Cracking Mangrove's Vitality Code with Modelling

By Md Rodila Ibrahim

Mangroves are forest ecosystems in tropical and subtropical regions along coastlines and estuaries. They offer numerous ecosystem services, including acting as a natural barrier against storm surges and erosion, providing habitat for various marine species, storing carbon, and cycling nutrients. Mangroves are critical for maintaining the health and productivity of coastal ecosystems. The loss of mangrove habitats can significantly impact local fisheries. Protecting and restoring mangroves is essential for the long-term sustainability of coastal ecosystems.

The intertidal zone is a vital and intricate ecosystem essential to the health and sustainability of coastal environments. Understanding and protecting this ecosystem to maintain biodiversity and ecological functions is necessary.

Mangrove modelling is a valuable tool for comprehending the complex interactions between mangrove ecosystems and their environment. These models can simulate mangroves’ response to changes in environmental factors and predict the effects of climate change and human activities on these ecosystems. There are three main types of mangrove models: process-based, empirical, and agent-based or individual-based models (IBMs). Process-based models simulate physical, chemical, and biological processes, empirical models use statistical relationships, and IBMs simulate individual organisms and their interactions.

Mangrove modelling is a valuable tool that can inform management and conservation decisions for mangrove ecosystems. It can help identify areas suitable for mangrove restoration, predict the effects of sea level rise, and evaluate management strategies to control invasive species or mitigate human activities.

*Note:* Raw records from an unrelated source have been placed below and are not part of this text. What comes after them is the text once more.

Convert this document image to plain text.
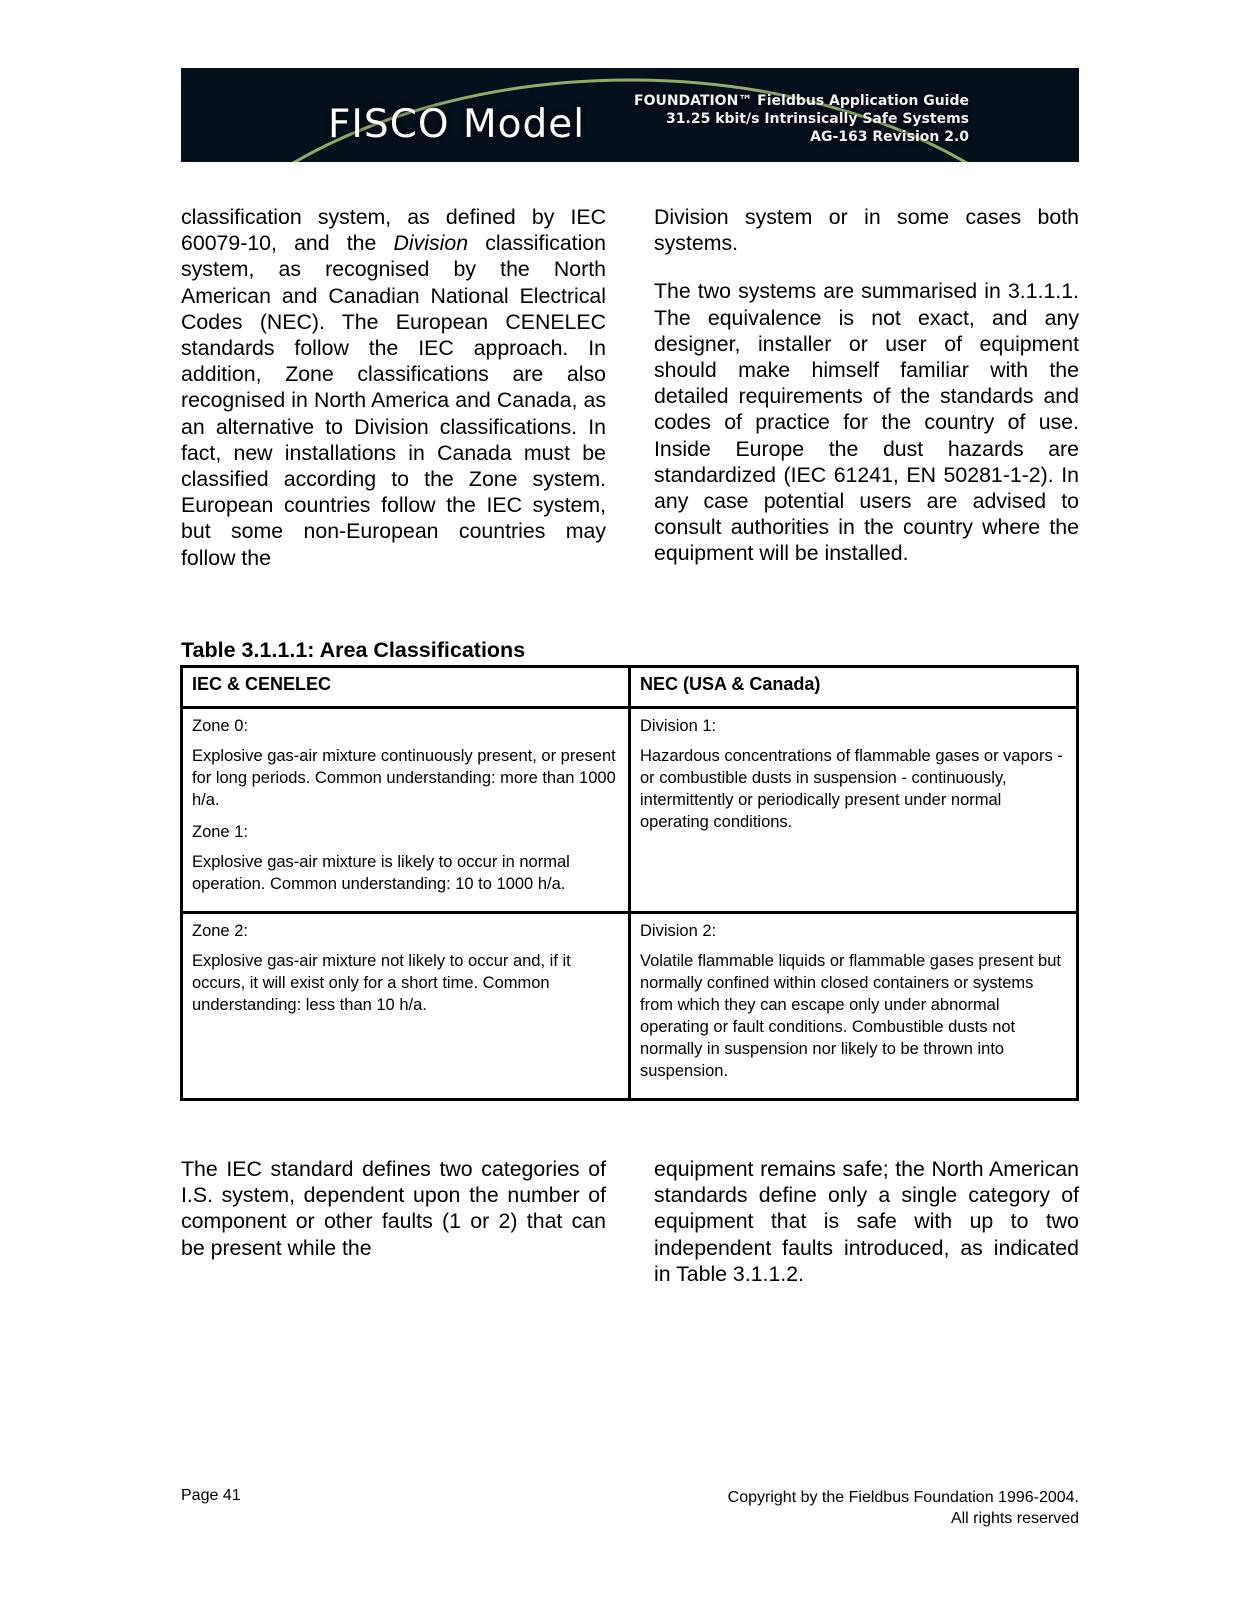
FISCO Model
FOUNDATION™ Fieldbus Application Guide
31.25 kbit/s Intrinsically Safe Systems
AG-163 Revision 2.0

classification system, as defined by IEC 60079-10, and the Division classification system, as recognised by the North American and Canadian National Electrical Codes (NEC). The European CENELEC standards follow the IEC approach. In addition, Zone classifications are also recognised in North America and Canada, as an alternative to Division classifications. In fact, new installations in Canada must be classified according to the Zone system. European countries follow the IEC system, but some non-European countries may follow the

Division system or in some cases both systems.

The two systems are summarised in 3.1.1.1. The equivalence is not exact, and any designer, installer or user of equipment should make himself familiar with the detailed requirements of the standards and codes of practice for the country of use. Inside Europe the dust hazards are standardized (IEC 61241, EN 50281-1-2). In any case potential users are advised to consult authorities in the country where the equipment will be installed.

Table 3.1.1.1: Area Classifications
IEC & CENELEC	NEC (USA & Canada)

Zone 0:
Explosive gas-air mixture continuously present, or present for long periods. Common understanding: more than 1000 h/a.
Zone 1:
Explosive gas-air mixture is likely to occur in normal operation. Common understanding: 10 to 1000 h/a.	Division 1:
Hazardous concentrations of flammable gases or vapors - or combustible dusts in suspension - continuously, intermittently or periodically present under normal operating conditions.

Zone 2:
Explosive gas-air mixture not likely to occur and, if it occurs, it will exist only for a short time. Common understanding: less than 10 h/a.	Division 2:
Volatile flammable liquids or flammable gases present but normally confined within closed containers or systems from which they can escape only under abnormal operating or fault conditions. Combustible dusts not normally in suspension nor likely to be thrown into suspension.

The IEC standard defines two categories of I.S. system, dependent upon the number of component or other faults (1 or 2) that can be present while the

equipment remains safe; the North American standards define only a single category of equipment that is safe with up to two independent faults introduced, as indicated in Table 3.1.1.2.

Page 41	Copyright by the Fieldbus Foundation 1996-2004.
All rights reserved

Matang Mangrove Forest Reserve in Malaysia covers 40,000 hectares. It is managed through a 30-year crop rotation system, including clear-felling, natural regeneration, and enrichment planting. The reserve is home to diverse flora and fauna, including rare and endangered species. The forest provides important ecosystem services and is an exemplary sustainable conservation and management area.

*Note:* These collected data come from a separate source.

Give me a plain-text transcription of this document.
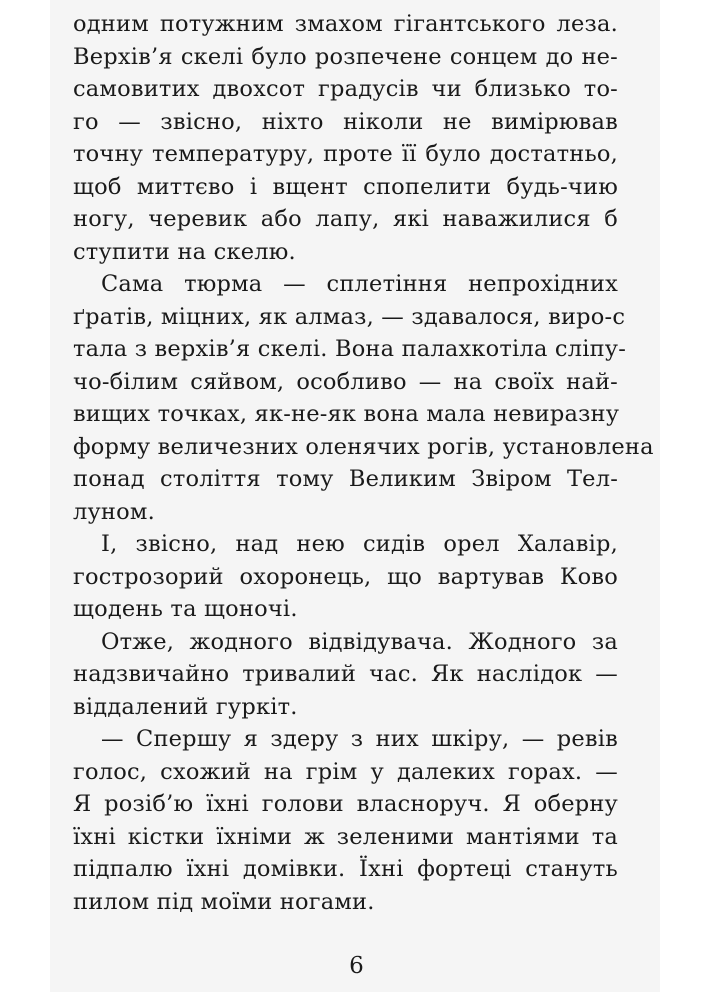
одним потужним змахом гігантського леза.
Верхів’я скелі було розпечене сонцем до не-
самовитих двохсот градусів чи близько то-
го — звісно, ніхто ніколи не вимірював
точну температуру, проте її було достатньо,
щоб миттєво і вщент спопелити будь-чию
ногу, черевик або лапу, які наважилися б
ступити на скелю.
Сама тюрма — сплетіння непрохідних
ґратів, міцних, як алмаз, — здавалося, виро-с
тала з верхів’я скелі. Вона палахкотіла сліпу-
чо-білим сяйвом, особливо — на своїх най-
вищих точках, як-не-як вона мала невиразну
форму величезних оленячих рогів, установлена
понад століття тому Великим Звіром Тел-
луном.
І, звісно, над нею сидів орел Халавір,
гострозорий охоронець, що вартував Ково
щодень та щоночі.
Отже, жодного відвідувача. Жодного за
надзвичайно тривалий час. Як наслідок —
віддалений гуркіт.
— Спершу я здеру з них шкіру, — ревів
голос, схожий на грім у далеких горах. —
Я розіб’ю їхні голови власноруч. Я оберну
їхні кістки їхніми ж зеленими мантіями та
підпалю їхні домівки. Їхні фортеці стануть
пилом під моїми ногами.
6
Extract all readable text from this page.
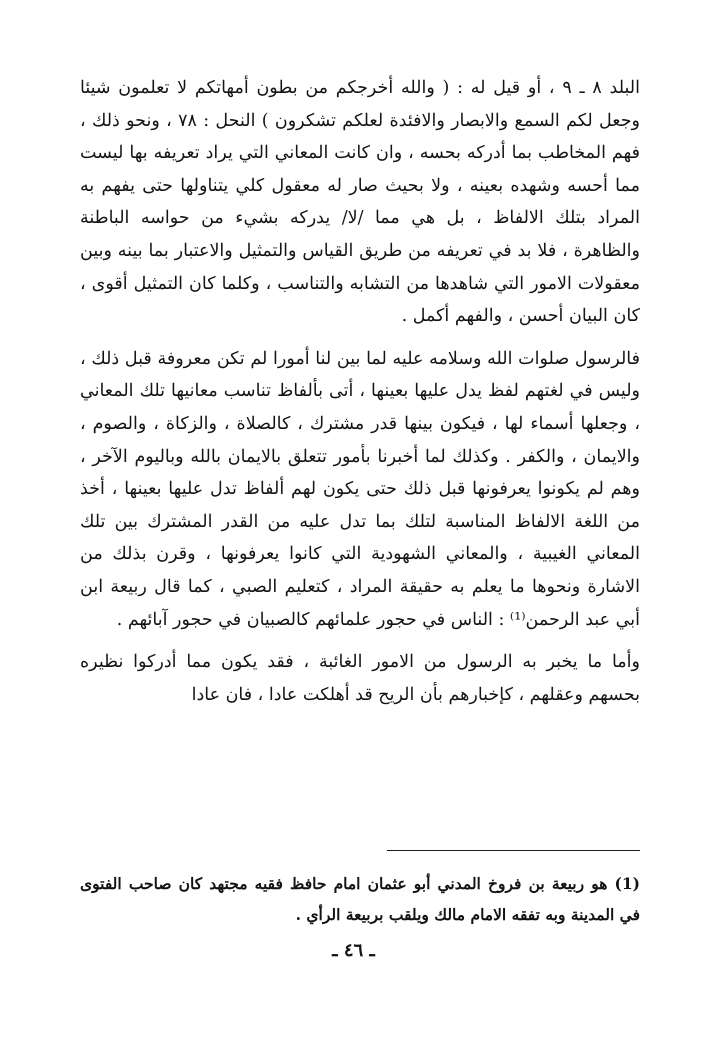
البلد ٨ ـ ٩ ، أو قيل له : ( والله أخرجكم من بطون أمهاتكم لا تعلمون شيئا وجعل لكم السمع والابصار والافئدة لعلكم تشكرون ) النحل : ٧٨ ، ونحو ذلك ، فهم المخاطب بما أدركه بحسه ، وان كانت المعاني التي يراد تعريفه بها ليست مما أحسه وشهده بعينه ، ولا بحيث صار له معقول كلي يتناولها حتى يفهم به المراد بتلك الالفاظ ، بل هي مما /لا/ يدركه بشيء من حواسه الباطنة والظاهرة ، فلا بد في تعريفه من طريق القياس والتمثيل والاعتبار بما بينه وبين معقولات الامور التي شاهدها من التشابه والتناسب ، وكلما كان التمثيل أقوى ، كان البيان أحسن ، والفهم أكمل .

فالرسول صلوات الله وسلامه عليه لما بين لنا أمورا لم تكن معروفة قبل ذلك ، وليس في لغتهم لفظ يدل عليها بعينها ، أتى بألفاظ تناسب معانيها تلك المعاني ، وجعلها أسماء لها ، فيكون بينها قدر مشترك ، كالصلاة ، والزكاة ، والصوم ، والايمان ، والكفر . وكذلك لما أخبرنا بأمور تتعلق بالايمان بالله وباليوم الآخر ، وهم لم يكونوا يعرفونها قبل ذلك حتى يكون لهم ألفاظ تدل عليها بعينها ، أخذ من اللغة الالفاظ المناسبة لتلك بما تدل عليه من القدر المشترك بين تلك المعاني الغيبية ، والمعاني الشهودية التي كانوا يعرفونها ، وقرن بذلك من الاشارة ونحوها ما يعلم به حقيقة المراد ، كتعليم الصبي ، كما قال ربيعة ابن أبي عبد الرحمن⁽¹⁾ : الناس في حجور علمائهم كالصبيان في حجور آبائهم .

وأما ما يخبر به الرسول من الامور الغائبة ، فقد يكون مما أدركوا نظيره بحسهم وعقلهم ، كإخبارهم بأن الريح قد أهلكت عادا ، فان عادا

(1) هو ربيعة بن فروخ المدني أبو عثمان امام حافظ فقيه مجتهد كان صاحب الفتوى في المدينة وبه تفقه الامام مالك ويلقب بربيعة الرأي .
ـ ٤٦ ـ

IBM simulations called mesoFON were used to analyse the dynamics of the R. apiculata species in the Matang Mangrove Forest Reserve (MMFR). Data on tree height, diameter at breast height, and species identity were collected above ground at different ages in the study area. Soil samples were collected at different layers but in the same area to analyse nitrate and phosphorus levels. Before collecting the data from above and below ground, four plots with a size of 10m by 10m were randomly built. All data, from above and below ground, were used to calibrate the model before simulation.

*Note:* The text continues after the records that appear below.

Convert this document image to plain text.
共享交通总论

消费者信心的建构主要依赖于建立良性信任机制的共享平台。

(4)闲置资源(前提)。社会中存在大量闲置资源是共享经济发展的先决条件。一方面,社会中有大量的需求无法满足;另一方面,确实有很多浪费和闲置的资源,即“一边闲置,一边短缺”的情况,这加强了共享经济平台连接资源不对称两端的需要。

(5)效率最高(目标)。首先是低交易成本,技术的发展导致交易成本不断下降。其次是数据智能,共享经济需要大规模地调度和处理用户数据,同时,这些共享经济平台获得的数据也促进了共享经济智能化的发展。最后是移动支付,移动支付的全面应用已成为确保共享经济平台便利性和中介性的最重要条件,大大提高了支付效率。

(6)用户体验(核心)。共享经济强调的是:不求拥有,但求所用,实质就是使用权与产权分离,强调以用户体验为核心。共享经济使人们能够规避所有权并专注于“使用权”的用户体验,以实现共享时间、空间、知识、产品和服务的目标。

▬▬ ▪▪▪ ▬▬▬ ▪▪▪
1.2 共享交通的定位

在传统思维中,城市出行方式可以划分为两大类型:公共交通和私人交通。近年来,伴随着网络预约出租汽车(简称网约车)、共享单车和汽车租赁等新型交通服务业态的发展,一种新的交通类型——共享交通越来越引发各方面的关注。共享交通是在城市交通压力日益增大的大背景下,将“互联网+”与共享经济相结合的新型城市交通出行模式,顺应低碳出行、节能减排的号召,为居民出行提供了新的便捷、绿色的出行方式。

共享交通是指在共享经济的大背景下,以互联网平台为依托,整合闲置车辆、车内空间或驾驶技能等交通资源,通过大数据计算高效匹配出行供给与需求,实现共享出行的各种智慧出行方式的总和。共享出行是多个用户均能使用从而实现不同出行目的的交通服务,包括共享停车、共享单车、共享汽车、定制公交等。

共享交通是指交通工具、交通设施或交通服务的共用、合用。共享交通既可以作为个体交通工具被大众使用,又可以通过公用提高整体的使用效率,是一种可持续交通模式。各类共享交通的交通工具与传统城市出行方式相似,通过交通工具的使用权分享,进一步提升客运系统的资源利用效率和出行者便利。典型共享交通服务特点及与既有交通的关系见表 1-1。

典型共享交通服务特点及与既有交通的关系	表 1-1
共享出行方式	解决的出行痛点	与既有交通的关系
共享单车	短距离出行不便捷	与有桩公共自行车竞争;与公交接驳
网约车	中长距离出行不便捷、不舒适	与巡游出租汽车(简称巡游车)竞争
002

This IBM simulation using the mesoFON model found that planting more than 20,000 saplings is highly suitable for reforestation. The number of saplings planted affects various factors such as tree height, stem size, density, biomass, and total seedling mortality. The average death rate of saplings due to competition also significantly impacts the total number of saplings.

Labelling tree species

Height and diameter measurements

Individual-based models (IBMs) have several limitations to be considered, such as computational resources, data requirements, parameterization, and interpreting results. Nonetheless, monitoring mangrove growth is crucial for understanding the health and resilience of coastal ecosystems. It can also also inform policies and management practices to help protect these valuable ecosystems.